The music’s still going outside, low and thumping against the open windows as I lay in bed. Laughter echoes from the deck, someone yells something about beer pong, and I hear Dom’s voice snap back a reply.
It’s a comforting sound, one I’d be falling asleep to if I wasn’t thinking about his teammate. I spent so much time wondering what he would taste like, what it would feel like if he kissed me, touched me. Now it’s even worse, because I found out and I want more. Because now that I’ve gotten a taste of him, now that I’ve felt what he’s working with, all I can think about is how he’d use it if I let him. Would he be gentle? Rough? Or would he be an intoxicating mix of both?
My thighs press together automatically. I can’t stop thinking about it. But that’s the problem, isn’t it? I’m not supposed to want Jace.
I’m supposed to want the man who remembers the smallest details about me, who makes me feel like I’m something more than a daughter my parents want to marry off—something more than a shadow behind Dom’s name.
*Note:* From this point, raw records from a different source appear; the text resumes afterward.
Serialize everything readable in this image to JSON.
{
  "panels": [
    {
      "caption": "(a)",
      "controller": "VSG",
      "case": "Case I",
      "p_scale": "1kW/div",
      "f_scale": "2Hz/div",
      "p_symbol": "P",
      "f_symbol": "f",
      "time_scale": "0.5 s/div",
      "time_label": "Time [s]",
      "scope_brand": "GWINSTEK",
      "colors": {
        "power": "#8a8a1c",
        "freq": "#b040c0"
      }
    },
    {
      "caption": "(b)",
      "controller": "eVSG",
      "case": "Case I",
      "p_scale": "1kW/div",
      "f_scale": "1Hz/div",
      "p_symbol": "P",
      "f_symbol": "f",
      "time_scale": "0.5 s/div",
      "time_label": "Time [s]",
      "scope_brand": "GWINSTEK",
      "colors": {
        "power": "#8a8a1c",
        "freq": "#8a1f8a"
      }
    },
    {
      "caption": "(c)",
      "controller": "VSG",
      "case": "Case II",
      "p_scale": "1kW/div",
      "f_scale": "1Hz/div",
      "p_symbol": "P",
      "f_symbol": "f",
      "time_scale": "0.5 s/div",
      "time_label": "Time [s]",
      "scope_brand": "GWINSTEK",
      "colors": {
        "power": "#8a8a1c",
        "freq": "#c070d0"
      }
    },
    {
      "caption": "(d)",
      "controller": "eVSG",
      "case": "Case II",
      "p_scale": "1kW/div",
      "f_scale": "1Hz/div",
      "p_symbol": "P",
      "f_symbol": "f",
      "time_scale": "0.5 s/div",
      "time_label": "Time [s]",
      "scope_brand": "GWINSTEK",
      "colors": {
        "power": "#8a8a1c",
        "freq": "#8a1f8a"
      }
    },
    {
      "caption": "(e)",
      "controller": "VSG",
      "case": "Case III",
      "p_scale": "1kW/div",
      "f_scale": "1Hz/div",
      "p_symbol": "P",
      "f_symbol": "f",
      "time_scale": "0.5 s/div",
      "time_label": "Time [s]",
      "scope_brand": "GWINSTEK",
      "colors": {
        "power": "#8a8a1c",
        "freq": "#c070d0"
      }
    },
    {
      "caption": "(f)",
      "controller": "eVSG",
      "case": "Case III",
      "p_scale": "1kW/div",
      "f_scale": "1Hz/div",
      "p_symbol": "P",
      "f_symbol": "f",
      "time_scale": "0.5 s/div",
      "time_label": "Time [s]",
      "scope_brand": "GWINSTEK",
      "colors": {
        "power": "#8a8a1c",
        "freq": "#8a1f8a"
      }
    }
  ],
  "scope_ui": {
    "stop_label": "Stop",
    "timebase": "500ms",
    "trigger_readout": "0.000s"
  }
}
And tonight I almost threw it all away.
Outside, someone cracks open a beer. There’s more laughter, more off-key singing, and more splashing from someone jumping into the pool for a midnight swim.
I reach for my phone again just in time to feel it buzz with an incoming call from Lennie, whom I’ve been on the phone with for the past twenty minutes.
I pick up and put the phone on speaker, tossing it next to me on the bed.
“Okay,” Lennie’s voice comes through. “I brushed my teeth. Where were we?”
“Me cheating on Ghost,” I sigh, closing my eyes.
“You’re not even dating him,” Lennie scolds me. “You’ve been talking to him for almost a year and you still won’t meet up with him.”
“I don’t want to ruin what we have.” I blink up at the ceiling, taking a long breath.
“What you have is a digital situationship with a guy who might be a catfish, a priest, or someone with three secret families.”
“He’s not a priest,” I laugh, but it’s weak.
“Shame, because you need exorcising.”
“It doesn’t feel fake when I’m talking to him.” I roll over to the side, staring at the open window.